Publish your capacity issues
We were unpleasantly surprised by a capacity issue in Amsterdam yesterday, which is still ongoing. You can't create any new instances in this zone.
In our business model, it is essential that we can continue to scale upwards on demand. I belive that's one of the main reasons for anybody to choose a cloud provider over handling your own servers.
I contacted support and got the following answer: "Unfortunately we do not currently have an ETA on the additional capacity in Amsterdam. Please check back in a few days."
I can live with this right now, because we're still in beta and our users might tolerate an answer like "We do not currently have an ETA on getting our site back online. Please check back in a few days." But if this happens after launch, it will severely hurt our business.

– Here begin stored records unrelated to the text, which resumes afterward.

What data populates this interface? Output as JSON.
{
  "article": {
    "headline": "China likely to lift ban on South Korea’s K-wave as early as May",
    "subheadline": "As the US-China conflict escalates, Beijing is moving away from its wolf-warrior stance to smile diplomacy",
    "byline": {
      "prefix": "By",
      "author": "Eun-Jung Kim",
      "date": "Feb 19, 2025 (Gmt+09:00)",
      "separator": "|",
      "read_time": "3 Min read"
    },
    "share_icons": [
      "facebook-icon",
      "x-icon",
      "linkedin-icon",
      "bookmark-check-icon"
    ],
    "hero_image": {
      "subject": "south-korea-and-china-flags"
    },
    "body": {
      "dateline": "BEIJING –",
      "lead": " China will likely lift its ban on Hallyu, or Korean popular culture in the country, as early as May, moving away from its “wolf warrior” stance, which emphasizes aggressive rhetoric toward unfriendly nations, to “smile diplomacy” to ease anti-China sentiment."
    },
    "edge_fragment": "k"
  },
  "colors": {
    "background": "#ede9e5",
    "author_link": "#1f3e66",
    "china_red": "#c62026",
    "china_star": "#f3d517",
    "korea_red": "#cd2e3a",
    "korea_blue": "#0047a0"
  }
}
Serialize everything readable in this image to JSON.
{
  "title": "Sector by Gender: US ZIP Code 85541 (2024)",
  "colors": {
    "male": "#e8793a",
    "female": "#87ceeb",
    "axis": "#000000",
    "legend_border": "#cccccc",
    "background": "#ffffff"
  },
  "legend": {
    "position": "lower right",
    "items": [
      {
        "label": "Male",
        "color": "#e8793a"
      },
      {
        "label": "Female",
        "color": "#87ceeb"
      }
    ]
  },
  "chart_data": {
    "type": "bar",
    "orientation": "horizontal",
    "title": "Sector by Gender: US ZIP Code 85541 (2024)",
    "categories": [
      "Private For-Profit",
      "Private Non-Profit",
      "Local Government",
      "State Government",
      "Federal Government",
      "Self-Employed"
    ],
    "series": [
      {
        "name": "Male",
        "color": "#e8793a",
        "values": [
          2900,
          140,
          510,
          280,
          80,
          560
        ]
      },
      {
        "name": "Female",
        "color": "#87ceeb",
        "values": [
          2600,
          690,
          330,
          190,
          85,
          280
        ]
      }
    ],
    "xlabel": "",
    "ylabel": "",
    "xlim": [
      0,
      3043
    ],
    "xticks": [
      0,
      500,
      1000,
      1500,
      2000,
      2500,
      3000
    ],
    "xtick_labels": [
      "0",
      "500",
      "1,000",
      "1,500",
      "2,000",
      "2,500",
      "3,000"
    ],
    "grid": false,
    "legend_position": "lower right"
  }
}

To my surprise, this issue is not published anywhere, not on blog.digitalocean.com, not on digitaloceanstatus.com. I asked why, and got the answer "Because it's not a network impacting event. It's a capacity issue and we don't put capacity issues online".

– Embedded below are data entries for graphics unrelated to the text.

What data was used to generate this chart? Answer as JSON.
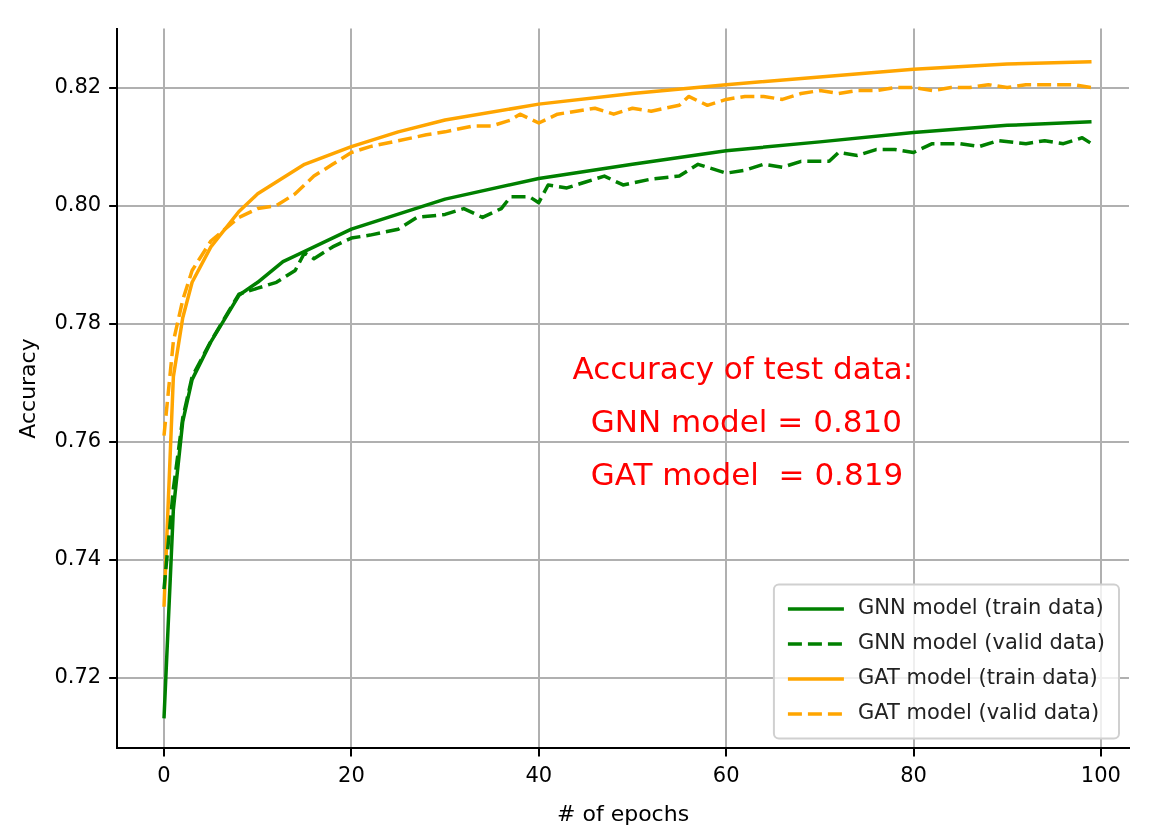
{
  "chart_data": {
    "type": "line",
    "xlabel": "# of epochs",
    "ylabel": "Accuracy",
    "xlim": [
      -5,
      103
    ],
    "ylim": [
      0.708,
      0.83
    ],
    "xticks": [
      0,
      20,
      40,
      60,
      80,
      100
    ],
    "yticks": [
      0.72,
      0.74,
      0.76,
      0.78,
      {
        "value": 0.8,
        "label": "0.80"
      },
      0.82
    ],
    "grid": true,
    "legend": "bottom right",
    "marker": "none",
    "annotations": [
      "Accuracy of test data:",
      "GNN model = 0.810",
      "GAT model  = 0.819"
    ],
    "series": [
      {
        "name": "GNN model (train data)",
        "color": "#008000",
        "line_style": "solid",
        "x": [
          0,
          1,
          2,
          3,
          5,
          8,
          10,
          12.7,
          20,
          30,
          40,
          50,
          60,
          70,
          80,
          90,
          99
        ],
        "values": [
          0.7131,
          0.7485,
          0.7634,
          0.7705,
          0.7769,
          0.7848,
          0.787,
          0.7905,
          0.796,
          0.8011,
          0.8046,
          0.807,
          0.8093,
          0.8108,
          0.8124,
          0.8136,
          0.8142
        ]
      },
      {
        "name": "GNN model (valid data)",
        "color": "#008000",
        "line_style": "dashed",
        "x": [
          0,
          1,
          2,
          3,
          5,
          8,
          10,
          12,
          14,
          15,
          16,
          18,
          20,
          22,
          25,
          27,
          30,
          32,
          34,
          36,
          37,
          39,
          40,
          41,
          43,
          45,
          47,
          49,
          52,
          55,
          57,
          60,
          62,
          64,
          66,
          68,
          71,
          72,
          74,
          76,
          78,
          80,
          82,
          85,
          87,
          89,
          92,
          94,
          96,
          98,
          99
        ],
        "values": [
          0.735,
          0.752,
          0.764,
          0.771,
          0.777,
          0.785,
          0.786,
          0.787,
          0.789,
          0.792,
          0.791,
          0.793,
          0.7945,
          0.795,
          0.796,
          0.798,
          0.7985,
          0.7995,
          0.798,
          0.7995,
          0.8015,
          0.8015,
          0.8005,
          0.8035,
          0.803,
          0.804,
          0.805,
          0.8035,
          0.8045,
          0.805,
          0.807,
          0.8055,
          0.806,
          0.807,
          0.8065,
          0.8075,
          0.8075,
          0.809,
          0.8085,
          0.8095,
          0.8095,
          0.809,
          0.8105,
          0.8105,
          0.81,
          0.811,
          0.8105,
          0.811,
          0.8105,
          0.8115,
          0.8105
        ]
      },
      {
        "name": "GAT model (train data)",
        "color": "#ffa500",
        "line_style": "solid",
        "x": [
          0,
          1,
          2,
          3,
          5,
          8,
          10,
          15,
          20,
          25,
          30,
          40,
          50,
          60,
          70,
          80,
          90,
          99
        ],
        "values": [
          0.732,
          0.771,
          0.781,
          0.787,
          0.793,
          0.799,
          0.802,
          0.807,
          0.81,
          0.8125,
          0.8145,
          0.8172,
          0.819,
          0.8205,
          0.8218,
          0.8231,
          0.824,
          0.8244
        ]
      },
      {
        "name": "GAT model (valid data)",
        "color": "#ffa500",
        "line_style": "dashed",
        "x": [
          0,
          1,
          2,
          3,
          5,
          8,
          10,
          12,
          14,
          16,
          18,
          20,
          22,
          25,
          28,
          30,
          33,
          35,
          37,
          38,
          40,
          42,
          44,
          46,
          48,
          50,
          52,
          55,
          56,
          58,
          60,
          62,
          64,
          66,
          68,
          70,
          72,
          74,
          76,
          78,
          80,
          82,
          84,
          86,
          88,
          90,
          92,
          95,
          97,
          99
        ],
        "values": [
          0.761,
          0.777,
          0.784,
          0.789,
          0.794,
          0.798,
          0.7995,
          0.8,
          0.802,
          0.805,
          0.807,
          0.809,
          0.81,
          0.811,
          0.812,
          0.8125,
          0.8135,
          0.8135,
          0.8145,
          0.8155,
          0.814,
          0.8155,
          0.816,
          0.8165,
          0.8155,
          0.8165,
          0.816,
          0.817,
          0.8185,
          0.817,
          0.818,
          0.8185,
          0.8185,
          0.818,
          0.819,
          0.8195,
          0.819,
          0.8195,
          0.8195,
          0.82,
          0.82,
          0.8195,
          0.82,
          0.82,
          0.8205,
          0.82,
          0.8205,
          0.8205,
          0.8205,
          0.82
        ]
      }
    ]
  }
}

I feel that this is a very serious issue, but from the answers I get I get the impression that Digital Ocean does not agree. In that case, we'll forced to find another provider in order not to jeopardize our business.
And that would be sad, because we would really prefer to stay with DO, which we've been very satisfied with so far.
Would you please publish such issues and let us know what you're doing to fix it and give an ETA?
Thanks for bringing up this issue and apologies on the delayed response. There have been a large number of changes that we have implemented and are continuing to implement to resolve this matter permanently.
First and foremost since this was first brought up in the close of 2013 we have raised a large series A round led by Andressen Horowitz. The primary purpose for this fund-raise was to better finance the company to ensure that we could purchase equipment as necessary and continue to scale.
Since that round close we have many times improved our procurement and provisioning process to better meet the demands of our customers.
There are many incremental steps that we have taken to ensure capacity in all regions including those that are outside of the US.
The next steps that we have taken is to provide better international coverage so that customers can select facilities that make the most sense for their needs. With that we have launched our first Asia-Pacific region in Singapore and we will be launching the UK to provide better coverage for Europe in July.
Lastly, as we have continued to expand we see that providing several datacenters in a single region is essential for high availability but at the same time we do not want to increase complexity for customers in their selection of datacenters when a region is supporting multiple datacenters.
So with that we are rolling out a new initiative in the next 3 months to convert our existing named 1, 2, 3 etc datacenters into a selection of only two. This way we will handle on the background the interlink between different datacenters, provide more flexibility for growth, and also provide high availability as well.
When we finish rolling out this last initiative it should make all capacity issues a thing of the past entirely.
Zachary DuBois commented
Agreed, NYC2 and SGP1 are the only available right now.
I want to agree on this one. The way to solve this currently is to keep the maximum needed machines all the time. That means that a cloud provider devolves into a VPS provider.
The way that Amazon solves this is by providing multiple levels of service;
* reservation - you will get this many machines
* normal instance - this machine will keep running (unless something horrible happens)
* spot - this instance may disappear at any time, but you won't pay nearly as much
Basically, they can have their reservation above their normal usage by the amount of spot instances. If all their reservation customers suddenly need their reservations at the same time then the spot instances have to wait a while till the surge (e.g. a major shopping day) dies down.
Spot instances become a cheap way to do large scale data processing and similar.